Protection, prosperity
Miracles attributed to Our Lady of Caysasay include the deliverance of the town from the eruption of Taal Volcano in 1754 and from the Muslim raid in the same period, the economic boom of Taal, and the prosperity of its residents.
There is also a story retold by word of mouth that happened during the Japanese Occupation of the Philippines in World War II. A Chinese in Batangas heard a voice telling him to hide. Japanese soldiers had arrived looking for husky young men. From his hiding place, the Chinese man could see soldiers’ boots, but was not discovered.
That night he fell asleep and saw a glowing figure beside him. It gave him peace and he took care of that image, which he later found out was a replica of the Ma Cho or Lady of Caysasay.
In San Fernando, there were likewise many stories of miracles.

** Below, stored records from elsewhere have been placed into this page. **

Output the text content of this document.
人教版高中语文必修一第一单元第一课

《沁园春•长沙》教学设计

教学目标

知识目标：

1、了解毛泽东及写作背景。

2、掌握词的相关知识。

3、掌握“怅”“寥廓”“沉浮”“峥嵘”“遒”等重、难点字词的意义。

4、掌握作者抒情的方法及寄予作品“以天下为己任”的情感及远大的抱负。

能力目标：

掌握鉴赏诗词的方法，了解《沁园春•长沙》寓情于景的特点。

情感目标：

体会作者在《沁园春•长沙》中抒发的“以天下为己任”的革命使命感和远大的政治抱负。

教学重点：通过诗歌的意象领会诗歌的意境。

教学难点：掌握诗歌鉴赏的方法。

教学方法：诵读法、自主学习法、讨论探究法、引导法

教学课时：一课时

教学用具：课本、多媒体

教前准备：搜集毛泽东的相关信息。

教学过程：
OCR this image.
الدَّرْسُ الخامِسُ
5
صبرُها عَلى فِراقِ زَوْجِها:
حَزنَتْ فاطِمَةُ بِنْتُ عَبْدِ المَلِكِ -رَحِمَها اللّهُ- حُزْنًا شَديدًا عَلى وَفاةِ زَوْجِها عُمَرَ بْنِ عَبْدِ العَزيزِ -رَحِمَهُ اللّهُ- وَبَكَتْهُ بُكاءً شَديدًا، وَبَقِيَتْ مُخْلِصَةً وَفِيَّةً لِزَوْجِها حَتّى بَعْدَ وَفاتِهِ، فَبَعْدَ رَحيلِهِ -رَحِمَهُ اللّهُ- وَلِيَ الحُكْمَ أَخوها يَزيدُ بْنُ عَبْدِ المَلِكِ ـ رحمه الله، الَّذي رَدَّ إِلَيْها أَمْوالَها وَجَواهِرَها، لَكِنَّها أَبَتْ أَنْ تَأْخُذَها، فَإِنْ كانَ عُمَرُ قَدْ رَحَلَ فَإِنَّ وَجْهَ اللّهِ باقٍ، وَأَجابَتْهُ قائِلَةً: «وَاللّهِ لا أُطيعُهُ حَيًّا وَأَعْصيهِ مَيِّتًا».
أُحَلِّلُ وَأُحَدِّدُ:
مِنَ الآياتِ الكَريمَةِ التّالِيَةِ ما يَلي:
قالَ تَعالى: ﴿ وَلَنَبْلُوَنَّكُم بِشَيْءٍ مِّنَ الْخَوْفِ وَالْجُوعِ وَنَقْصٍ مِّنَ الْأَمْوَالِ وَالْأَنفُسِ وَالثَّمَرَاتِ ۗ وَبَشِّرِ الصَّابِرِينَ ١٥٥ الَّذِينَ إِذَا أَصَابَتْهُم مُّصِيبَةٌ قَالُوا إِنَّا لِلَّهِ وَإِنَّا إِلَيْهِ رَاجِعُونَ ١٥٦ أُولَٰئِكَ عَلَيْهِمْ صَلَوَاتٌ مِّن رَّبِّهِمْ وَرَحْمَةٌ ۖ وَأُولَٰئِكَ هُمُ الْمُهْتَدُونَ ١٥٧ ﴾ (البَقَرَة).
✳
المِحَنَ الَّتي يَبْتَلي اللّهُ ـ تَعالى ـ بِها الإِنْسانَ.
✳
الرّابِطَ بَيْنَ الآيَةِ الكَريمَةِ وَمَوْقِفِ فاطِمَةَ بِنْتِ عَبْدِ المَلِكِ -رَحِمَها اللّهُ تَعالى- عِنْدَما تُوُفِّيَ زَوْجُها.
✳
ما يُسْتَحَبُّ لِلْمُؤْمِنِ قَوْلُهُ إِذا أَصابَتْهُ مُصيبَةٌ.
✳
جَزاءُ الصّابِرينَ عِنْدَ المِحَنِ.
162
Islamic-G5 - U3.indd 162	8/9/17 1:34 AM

How the devotees found and bought the property where the temple now stands, how they were able to buy the adjacent lot after some years, how San Fernando was left unscathed by a series of calamities.
The earthquake of July 16, 1990 devastated neighboring areas but not San Fernando; severe floods occurred many times but San Fernando was spared; devotees sick and hospitalized were healed. The Tiu Family ascribed to Ma Cho the protection given to 2001 kidnap victim Jackie Tiu-Lomibao during her horrific ordeal and the blessings given her afterward.